A Kyle woman was sentenced Friday to 40 years in federal prison for murdering a 2-year-old boy she was raising.
Lori Ann Wisecarver, 44, received double the maximum prison time she was facing, a sentence the prosecutor requested. Wisecarver had pleaded guilty to second-degree murder in the death of Jayden Locke on Feb. 24, 2015, the result she said of repeated physical abuse largely due to potty-training problems.
An autopsy revealed the boy died from multiple blunt trauma injury, including to his head and abdomen.
“She deserves every single day of that 40 years,” Assistant U.S. Attorney Sarah Collins said at the Rapid City hearing Friday morning.
Collins asked U.S. District Court Chief Judge Jeffrey Viken for a harsher sentence, saying the child died not from a single incident but from physical abuse that persisted over at least a month.
Citing instances of abuse, the prosecutor said Wisecarver rubbed Jayden’s face in urine after the boy “had an accident” on the floor, duct-taped him to the toilet and put him inside a washing machine.
The boy’s entire body, including his hands, had been found covered in “huge, deep dark bruises,” Collins said. He also had a burn-like mark on his face, likely from a chemical that was poured or rubbed on him.
“She degraded him in every way she could,” Collins said, asking the court to imagine the fear the child would have felt in the face of such abuse. “She wasn’t obligated to have him … She could have given him back.”
Wisecarver, a distant relative of Jayden, was given guardianship of the child by the Oglala Sioux Tribal Court in October 2014 after his mother lost custody of him and two siblings due to drug use, according to court records.
Paula Running Shield, Wisecarver’s niece who testified for the prosecution, said the boy never had a fighting chance.
“He was a baby,” she cried, her voice trembling as she stood before Viken. “Why would somebody torture a baby over potty training? He was 2 years old.”
Defense attorney Erin Bolinger said Wisecarver couldn’t explain how the crime happened. Wisecarver had no criminal history and had raised her own children without issue.
Wisecarver’s children, who had written to the judge in support of their mother, were “filled with lovely memories of growing up with Lori,” Bolinger said.
The lawyer said Wisecarver has expressed remorse for her crime, wishes to receive psychological treatment and wants a chance at redemption.

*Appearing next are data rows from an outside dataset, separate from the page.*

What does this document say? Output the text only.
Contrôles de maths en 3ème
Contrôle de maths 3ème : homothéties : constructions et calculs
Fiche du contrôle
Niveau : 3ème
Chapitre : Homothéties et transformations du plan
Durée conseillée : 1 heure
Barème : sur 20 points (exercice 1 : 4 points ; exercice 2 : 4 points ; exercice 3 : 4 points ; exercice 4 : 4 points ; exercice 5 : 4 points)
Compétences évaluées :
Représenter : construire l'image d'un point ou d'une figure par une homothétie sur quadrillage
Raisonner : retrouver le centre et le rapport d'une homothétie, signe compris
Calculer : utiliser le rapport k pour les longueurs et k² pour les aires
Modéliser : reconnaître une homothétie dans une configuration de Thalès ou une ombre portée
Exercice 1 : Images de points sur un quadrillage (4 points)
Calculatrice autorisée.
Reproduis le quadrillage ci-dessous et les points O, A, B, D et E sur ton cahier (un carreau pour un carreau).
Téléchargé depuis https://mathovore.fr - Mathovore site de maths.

“Lori should not be solely defined by this terrible, terrible tragedy,” Bolinger said. She recommended a prison sentence of 20 years, “a substantial amount of time for a substantial crime.”
Wisecarver declined to speak but had submitted a letter to the judge.
In explaining his judgment, Viken said the sentencing guideline range that lays out a 22-year maximum prison term for Wisecarver doesn’t factor in the heinous, cruel and brutal nature of the child’s death.
“The killing of an innocent child is among the most serious crimes we have,” said Viken, who has the authority to give a sentence above the guideline range after reviewing all the case factors. “The seriousness of the offense merits the seriousness of the punishment.”
Collins had submitted 10 photos from Jayden’s autopsy, which were sealed from public view.
Wisecarver had originally been charged with first-degree murder, a premeditated killing, as well as felony child abuse (aggravated battery of an infant) and felony child abuse and neglect. They were dismissed in accordance with her plea deal with the U.S. Attorney’s Office.
After Viken pronounced Wisecarver’s sentence of 40 years, Bolinger helped keep her upright with a hand on her back after Wisecarver moved to take a seat. Behind Wisecarver, in the gallery, people who came to support her started crying.
Wisecarver, also known as Lori Vocu, will continue to be detained at the Pennington County Jail until her federal detention facility has been determined. Her prison term will be followed by five years of supervised release.
Her husband, Mitchell Wisecarver, 44, was sentenced in June to a year and a half of jail time served for failing to report that his wife had been abusing Jayden. He was ordered also to a year of supervised release.
In an interview after the hearing, Running Shield said speaking up against a family member was difficult but that someone needed to serve as a voice for the child.
Jayden’s maternal aunt, Christie Locke, had told the judge: “He was loved no matter what they say about his mom being a drug addict … He was loved a lot. He could have lived a long, happy life.”